28.10.2022

Social relevance and critical reflection typify outspoken winners of Dutch Design Awards 2022

This year’s winners in the eight categories of Dutch Design Awards demonstrate how the world of design is responding to societal challenges. They are full of heart this year: with projects that appeal to the emotions and do not only stimulate heightened awareness but actual change.  Designers and their clients are clearly focusing on social impact and designing layered experiences to achieve their goals. Taking responsibility by designing small, radical interventions that challenge the status quo, or critically reflecting on systems. Most seem to have traded big words for concrete actions. This year, the younger designers in particular present strikingly clear perspectives on a variety of urgent social themes. 

 

The focus is shifting from symptom control to system change. This demands a good helping of courage and ambition from designers and from the sectors and companies they work with. The development of a more sustainable and inclusive world fits within the context of a heightened awareness among both designers and businesses. This is ideally expressed in good design, and design thinking is being used strategically in more and more branches. Unfortunately, high quality design is not yet a self-evident outcome. It does, however, deliver relevant products and added value.

Community


This year, designers are unabatedly critical of how we as human beings interact with each other and the world we live in. Inclusiveness is a loud and clear agenda item. Female designers are significantly more visible across the board but in many areas, it is still far from clear how to give shape to a more polyphonic design world in a broader sense. Among the entrants we see many community-driven projects, a more holistic approach to sustainability, and in general more attention to process. While the focus is on bringing about change, a lot of courage and determination is still required to achieve concrete results more often and swifter.   

Layering

Design in 2022 is all about ‘why’, in some cases about ‘how’, but hardly ever about ‘what’ anymore. Interdisciplinary collaboration has almost become a matter of course, a layering that is also reflected in terms of content. Designers are joining forces. In themselves, with each other, but also at the level of man, machine and nature. In doing so, they adopt an open attitude, and the number of projects with a strong educational component is striking. Putting the learning element first is rather disarming: we all still have a lot of learning and development to do. The power of good design is that it can help us to change our behaviour. It is encouraging to see that this year’s designers have succeeded in finding a balance between the weight of a topic and the light-footedness – and thereby accessibility – of a design approach. 

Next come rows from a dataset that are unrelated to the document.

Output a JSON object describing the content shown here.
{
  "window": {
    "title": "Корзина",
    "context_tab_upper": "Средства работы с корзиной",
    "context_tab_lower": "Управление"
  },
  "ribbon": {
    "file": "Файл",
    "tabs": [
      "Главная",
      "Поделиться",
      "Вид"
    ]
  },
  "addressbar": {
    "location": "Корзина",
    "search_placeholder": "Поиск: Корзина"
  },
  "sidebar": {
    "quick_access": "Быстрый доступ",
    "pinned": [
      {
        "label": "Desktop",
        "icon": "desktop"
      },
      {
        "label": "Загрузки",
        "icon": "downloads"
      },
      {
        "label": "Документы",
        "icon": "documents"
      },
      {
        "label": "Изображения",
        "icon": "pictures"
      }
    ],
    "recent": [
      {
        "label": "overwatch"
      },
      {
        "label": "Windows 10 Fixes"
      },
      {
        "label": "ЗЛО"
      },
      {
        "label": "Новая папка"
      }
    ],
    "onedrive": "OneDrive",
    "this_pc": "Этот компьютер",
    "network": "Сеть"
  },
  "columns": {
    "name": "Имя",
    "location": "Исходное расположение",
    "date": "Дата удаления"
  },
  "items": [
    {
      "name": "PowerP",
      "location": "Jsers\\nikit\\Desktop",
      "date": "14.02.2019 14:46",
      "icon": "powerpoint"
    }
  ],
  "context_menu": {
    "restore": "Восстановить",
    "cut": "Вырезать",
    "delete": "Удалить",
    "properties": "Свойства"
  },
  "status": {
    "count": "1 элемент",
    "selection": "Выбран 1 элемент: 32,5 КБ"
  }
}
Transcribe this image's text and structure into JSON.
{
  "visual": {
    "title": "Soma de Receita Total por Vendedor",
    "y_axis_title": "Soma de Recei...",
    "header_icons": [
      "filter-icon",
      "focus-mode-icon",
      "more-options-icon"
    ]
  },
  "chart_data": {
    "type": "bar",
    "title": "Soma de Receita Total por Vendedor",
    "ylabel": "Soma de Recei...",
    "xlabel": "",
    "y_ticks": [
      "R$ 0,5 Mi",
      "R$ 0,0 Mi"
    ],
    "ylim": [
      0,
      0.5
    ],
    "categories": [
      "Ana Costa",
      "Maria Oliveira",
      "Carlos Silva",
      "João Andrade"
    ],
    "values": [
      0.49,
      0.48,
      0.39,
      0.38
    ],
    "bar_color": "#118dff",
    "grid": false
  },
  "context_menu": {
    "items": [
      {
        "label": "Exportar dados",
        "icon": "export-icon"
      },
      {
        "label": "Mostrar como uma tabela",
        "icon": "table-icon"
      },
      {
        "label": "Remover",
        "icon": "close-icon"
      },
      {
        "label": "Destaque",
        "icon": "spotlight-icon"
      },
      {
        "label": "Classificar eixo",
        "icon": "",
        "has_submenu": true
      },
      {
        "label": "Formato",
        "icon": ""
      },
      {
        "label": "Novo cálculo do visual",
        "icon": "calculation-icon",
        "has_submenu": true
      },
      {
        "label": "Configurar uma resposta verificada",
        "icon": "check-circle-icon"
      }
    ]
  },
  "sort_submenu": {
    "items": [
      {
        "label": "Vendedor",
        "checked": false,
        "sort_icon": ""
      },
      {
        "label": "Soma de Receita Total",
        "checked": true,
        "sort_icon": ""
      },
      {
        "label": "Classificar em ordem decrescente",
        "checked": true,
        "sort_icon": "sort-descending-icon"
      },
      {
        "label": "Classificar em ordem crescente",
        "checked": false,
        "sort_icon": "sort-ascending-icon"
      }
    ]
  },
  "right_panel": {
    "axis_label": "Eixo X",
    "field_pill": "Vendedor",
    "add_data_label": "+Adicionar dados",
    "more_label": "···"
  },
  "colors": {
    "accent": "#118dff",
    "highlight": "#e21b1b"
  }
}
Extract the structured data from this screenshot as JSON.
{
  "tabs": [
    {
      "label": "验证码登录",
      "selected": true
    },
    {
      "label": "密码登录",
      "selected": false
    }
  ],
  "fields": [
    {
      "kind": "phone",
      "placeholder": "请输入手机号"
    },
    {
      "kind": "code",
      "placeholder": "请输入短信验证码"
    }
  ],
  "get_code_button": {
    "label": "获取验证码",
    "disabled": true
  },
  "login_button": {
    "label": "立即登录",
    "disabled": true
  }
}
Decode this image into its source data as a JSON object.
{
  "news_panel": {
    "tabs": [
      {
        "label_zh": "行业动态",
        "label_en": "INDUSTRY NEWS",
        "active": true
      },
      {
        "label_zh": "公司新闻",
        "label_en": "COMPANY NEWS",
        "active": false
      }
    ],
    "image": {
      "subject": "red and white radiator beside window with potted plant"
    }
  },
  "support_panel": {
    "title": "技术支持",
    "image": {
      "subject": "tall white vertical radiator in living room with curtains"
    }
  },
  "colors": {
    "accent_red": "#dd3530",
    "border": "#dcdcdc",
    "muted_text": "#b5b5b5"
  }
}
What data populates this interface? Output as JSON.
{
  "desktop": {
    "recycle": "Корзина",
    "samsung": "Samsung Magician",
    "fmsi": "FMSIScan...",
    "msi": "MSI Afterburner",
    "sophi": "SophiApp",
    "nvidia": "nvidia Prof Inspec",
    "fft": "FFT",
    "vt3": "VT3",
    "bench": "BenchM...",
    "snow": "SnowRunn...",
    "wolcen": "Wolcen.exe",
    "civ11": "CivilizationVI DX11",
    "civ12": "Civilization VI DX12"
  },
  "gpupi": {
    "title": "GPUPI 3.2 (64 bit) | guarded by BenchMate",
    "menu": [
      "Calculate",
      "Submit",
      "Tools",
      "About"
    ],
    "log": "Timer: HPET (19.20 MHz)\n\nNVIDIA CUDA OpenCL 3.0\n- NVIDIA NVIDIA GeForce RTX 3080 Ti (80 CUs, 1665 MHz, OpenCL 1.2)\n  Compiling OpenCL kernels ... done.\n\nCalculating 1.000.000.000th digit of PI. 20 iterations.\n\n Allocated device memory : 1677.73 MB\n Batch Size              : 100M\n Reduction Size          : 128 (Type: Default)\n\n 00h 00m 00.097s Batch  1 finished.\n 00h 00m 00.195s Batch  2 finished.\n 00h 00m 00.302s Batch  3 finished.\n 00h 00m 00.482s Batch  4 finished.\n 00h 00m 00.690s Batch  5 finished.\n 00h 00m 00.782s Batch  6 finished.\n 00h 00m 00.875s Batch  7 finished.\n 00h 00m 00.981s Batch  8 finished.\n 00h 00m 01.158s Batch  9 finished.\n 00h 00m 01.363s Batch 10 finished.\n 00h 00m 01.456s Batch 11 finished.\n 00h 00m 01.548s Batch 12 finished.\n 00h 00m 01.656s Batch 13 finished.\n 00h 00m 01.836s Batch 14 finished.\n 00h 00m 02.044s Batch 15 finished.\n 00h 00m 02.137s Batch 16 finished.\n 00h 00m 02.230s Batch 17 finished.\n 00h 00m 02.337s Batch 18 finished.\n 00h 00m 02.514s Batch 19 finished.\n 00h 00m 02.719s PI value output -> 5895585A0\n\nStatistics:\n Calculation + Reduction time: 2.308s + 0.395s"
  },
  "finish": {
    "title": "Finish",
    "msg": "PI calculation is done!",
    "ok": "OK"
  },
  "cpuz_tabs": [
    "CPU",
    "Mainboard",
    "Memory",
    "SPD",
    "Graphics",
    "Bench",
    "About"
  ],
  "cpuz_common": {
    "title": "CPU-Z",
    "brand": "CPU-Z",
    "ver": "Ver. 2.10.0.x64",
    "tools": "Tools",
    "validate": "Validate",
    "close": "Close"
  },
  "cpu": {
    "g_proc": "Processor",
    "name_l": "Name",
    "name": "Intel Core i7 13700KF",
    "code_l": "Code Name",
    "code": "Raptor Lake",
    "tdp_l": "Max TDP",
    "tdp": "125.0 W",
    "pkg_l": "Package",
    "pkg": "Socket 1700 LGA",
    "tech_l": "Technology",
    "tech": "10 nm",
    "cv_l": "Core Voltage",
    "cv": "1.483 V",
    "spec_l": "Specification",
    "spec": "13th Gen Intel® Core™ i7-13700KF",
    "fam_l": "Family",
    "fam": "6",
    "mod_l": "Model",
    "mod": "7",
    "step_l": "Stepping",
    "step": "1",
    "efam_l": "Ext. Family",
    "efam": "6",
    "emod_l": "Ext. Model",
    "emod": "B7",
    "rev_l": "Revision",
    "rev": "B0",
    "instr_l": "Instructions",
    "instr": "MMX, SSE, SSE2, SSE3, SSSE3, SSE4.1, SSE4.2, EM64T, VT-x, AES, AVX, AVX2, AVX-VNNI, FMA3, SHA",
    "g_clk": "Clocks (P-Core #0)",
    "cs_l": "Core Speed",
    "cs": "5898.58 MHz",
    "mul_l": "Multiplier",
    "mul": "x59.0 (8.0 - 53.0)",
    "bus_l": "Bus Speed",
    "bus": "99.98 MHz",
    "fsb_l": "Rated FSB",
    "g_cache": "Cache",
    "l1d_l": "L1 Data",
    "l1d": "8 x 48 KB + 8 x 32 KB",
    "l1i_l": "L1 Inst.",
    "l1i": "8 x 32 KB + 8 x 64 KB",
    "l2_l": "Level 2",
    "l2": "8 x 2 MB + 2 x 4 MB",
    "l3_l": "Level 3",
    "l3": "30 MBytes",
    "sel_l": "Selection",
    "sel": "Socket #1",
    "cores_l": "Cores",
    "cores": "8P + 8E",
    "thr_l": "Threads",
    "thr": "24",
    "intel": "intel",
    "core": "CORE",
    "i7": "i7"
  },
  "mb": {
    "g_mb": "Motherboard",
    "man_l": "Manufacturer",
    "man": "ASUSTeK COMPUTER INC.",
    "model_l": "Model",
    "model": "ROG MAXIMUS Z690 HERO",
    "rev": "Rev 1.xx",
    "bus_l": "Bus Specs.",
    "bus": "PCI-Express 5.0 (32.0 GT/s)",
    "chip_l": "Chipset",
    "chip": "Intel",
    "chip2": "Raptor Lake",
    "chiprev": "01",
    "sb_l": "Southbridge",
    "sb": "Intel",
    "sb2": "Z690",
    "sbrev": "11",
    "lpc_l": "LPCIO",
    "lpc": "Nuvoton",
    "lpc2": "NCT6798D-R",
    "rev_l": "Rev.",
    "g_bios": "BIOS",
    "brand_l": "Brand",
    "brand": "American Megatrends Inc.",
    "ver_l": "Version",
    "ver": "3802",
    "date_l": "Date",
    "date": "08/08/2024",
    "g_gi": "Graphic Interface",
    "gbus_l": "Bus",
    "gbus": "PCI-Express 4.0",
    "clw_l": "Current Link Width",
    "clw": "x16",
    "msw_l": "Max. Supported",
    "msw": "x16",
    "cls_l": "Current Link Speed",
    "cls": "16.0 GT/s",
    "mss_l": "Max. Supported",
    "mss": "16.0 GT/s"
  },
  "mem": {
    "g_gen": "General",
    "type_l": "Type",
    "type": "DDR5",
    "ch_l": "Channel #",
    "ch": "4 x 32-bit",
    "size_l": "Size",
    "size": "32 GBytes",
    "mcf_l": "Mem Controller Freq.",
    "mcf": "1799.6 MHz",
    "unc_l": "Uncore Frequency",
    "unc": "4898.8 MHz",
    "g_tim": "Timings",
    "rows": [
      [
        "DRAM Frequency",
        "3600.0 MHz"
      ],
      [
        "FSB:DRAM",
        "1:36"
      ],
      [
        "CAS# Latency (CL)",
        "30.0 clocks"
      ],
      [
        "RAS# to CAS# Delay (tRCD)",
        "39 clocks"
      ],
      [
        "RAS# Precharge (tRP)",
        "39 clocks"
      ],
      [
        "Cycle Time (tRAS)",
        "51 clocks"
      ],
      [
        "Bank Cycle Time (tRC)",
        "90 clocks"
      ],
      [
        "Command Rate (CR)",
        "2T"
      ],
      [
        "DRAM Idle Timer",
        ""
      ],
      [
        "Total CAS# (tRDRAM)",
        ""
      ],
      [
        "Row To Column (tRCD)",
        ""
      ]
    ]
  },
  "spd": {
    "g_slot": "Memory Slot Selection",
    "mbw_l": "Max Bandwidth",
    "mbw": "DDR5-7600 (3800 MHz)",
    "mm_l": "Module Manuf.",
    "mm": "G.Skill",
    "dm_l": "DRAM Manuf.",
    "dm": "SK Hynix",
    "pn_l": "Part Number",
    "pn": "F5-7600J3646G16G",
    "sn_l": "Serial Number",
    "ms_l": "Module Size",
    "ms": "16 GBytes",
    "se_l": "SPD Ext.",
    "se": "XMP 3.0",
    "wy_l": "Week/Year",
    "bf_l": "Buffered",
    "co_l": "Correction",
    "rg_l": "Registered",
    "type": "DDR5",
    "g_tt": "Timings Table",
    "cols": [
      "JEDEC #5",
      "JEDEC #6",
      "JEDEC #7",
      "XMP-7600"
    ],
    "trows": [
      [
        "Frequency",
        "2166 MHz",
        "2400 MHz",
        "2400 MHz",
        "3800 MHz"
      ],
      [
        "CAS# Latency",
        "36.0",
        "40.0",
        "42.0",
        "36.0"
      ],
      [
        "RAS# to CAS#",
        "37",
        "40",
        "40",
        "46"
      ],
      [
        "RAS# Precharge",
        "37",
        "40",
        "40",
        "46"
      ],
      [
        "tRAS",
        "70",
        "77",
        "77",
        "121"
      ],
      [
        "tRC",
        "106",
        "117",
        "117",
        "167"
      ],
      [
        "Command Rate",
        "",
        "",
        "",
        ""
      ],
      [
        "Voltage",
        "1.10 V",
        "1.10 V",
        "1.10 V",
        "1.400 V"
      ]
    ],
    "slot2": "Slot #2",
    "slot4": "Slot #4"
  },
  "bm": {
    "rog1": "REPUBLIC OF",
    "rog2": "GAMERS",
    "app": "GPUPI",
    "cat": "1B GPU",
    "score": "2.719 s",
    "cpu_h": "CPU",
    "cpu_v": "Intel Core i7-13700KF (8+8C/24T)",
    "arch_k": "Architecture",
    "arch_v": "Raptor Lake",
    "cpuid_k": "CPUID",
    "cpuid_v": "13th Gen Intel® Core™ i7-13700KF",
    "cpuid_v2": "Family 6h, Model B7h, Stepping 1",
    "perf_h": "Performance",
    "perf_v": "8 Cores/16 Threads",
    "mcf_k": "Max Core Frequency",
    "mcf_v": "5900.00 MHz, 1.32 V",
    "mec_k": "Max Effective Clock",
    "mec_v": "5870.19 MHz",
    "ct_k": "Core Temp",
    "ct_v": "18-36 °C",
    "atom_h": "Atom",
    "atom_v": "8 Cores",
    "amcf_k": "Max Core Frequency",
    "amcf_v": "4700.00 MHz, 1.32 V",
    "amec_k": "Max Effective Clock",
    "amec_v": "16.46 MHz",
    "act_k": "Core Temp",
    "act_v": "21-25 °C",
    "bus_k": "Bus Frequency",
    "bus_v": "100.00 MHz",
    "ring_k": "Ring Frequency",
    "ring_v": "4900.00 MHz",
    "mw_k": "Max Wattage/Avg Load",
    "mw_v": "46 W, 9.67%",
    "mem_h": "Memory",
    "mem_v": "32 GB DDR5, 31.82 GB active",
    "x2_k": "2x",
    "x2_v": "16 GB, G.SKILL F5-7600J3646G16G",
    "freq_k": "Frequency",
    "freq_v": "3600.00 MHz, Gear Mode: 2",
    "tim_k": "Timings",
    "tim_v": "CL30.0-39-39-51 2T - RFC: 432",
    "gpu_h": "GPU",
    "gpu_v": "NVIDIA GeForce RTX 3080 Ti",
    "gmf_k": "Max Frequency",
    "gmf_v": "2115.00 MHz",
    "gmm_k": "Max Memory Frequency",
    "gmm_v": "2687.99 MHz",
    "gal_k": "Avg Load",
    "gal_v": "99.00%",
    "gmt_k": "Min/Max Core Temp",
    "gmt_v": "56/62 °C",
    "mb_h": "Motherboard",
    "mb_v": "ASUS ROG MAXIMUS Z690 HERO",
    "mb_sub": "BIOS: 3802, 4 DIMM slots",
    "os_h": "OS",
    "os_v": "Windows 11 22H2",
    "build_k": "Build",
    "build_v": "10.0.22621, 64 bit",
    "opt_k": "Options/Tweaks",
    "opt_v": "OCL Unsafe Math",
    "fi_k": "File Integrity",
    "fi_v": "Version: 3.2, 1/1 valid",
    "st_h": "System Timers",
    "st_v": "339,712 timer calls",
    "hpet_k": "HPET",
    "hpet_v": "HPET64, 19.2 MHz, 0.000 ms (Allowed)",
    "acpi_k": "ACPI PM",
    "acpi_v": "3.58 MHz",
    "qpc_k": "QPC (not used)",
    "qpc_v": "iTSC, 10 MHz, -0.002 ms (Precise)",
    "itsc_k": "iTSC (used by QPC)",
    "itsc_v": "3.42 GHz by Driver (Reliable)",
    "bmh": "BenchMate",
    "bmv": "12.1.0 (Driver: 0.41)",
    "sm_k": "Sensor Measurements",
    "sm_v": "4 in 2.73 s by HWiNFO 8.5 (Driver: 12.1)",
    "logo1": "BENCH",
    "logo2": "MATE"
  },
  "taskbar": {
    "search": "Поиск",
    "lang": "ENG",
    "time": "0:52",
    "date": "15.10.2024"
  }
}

Since last year, designers are having to deal with both qualitative and quantitative scarcity: finding suitable people, raw materials and specific expertise was and will remain challenging. Designers are puzzling to find solutions and along the way increasingly turning into material developers. No one can afford waste, which means that more design is emerging from the characteristics and frameworks offered by materials themselves; a result of both practical necessity and moral urgency.

Digital design

The virtual and the physical are now inextricably linked. Firstly, digital was made physical, but now the boundaries are blurring, and a mixture is being used increasingly often to create depth. Designers are looking for something in-between digital and analogue and are playing with the definition of what is real and unreal, valuable and worthless.

There is also an extremely critical eye on the promises and (intended or not) side effects of digital technology. Designers are taking more control over data and how it is used. Algorithms do not necessarily make the world a better place; good digital design is desperately needed to hold on to the human aspect – or to bring it back. How can a user regain control over their own story, data and technology? Tech is also being used to criticise that very same technology. Will the no data collection movement also be visible among the entrants next year?


Design role

It is not an easy time to be a designer; there are so many things to consider. But this does not stand in the way of designers taking responsibility for design as a discipline and probably even increases the need for collaboration. Modesty is a refreshing trend across the board. The soloist designer has made way for collaboration almost everywhere, whether in designer’s collectives or not. We are seeing a lot of bottom-up design, and circular design will inevitably become the new baseline. Responsible production is one thing, yet we gladly see many designers among the entries who intervene a few steps earlier. For this year’s entrants, it is very much about the activation of their own (design) role, with designers predominantly looking to the future with hope. 

An increasingly emerging perspective is the equivalence of humans to non-human life forms that we commonly view as inferior. Designers force us to think differently about the relationship between living and non-living, people and the world. On the one hand, design is becoming more accessible again, and on the other, designers are stretching the boundaries of what we have come to see as normal. With this year’s winners, the Dutch Design Awards 2022 has a rich, distinctive harvest that represents these developments at all levels.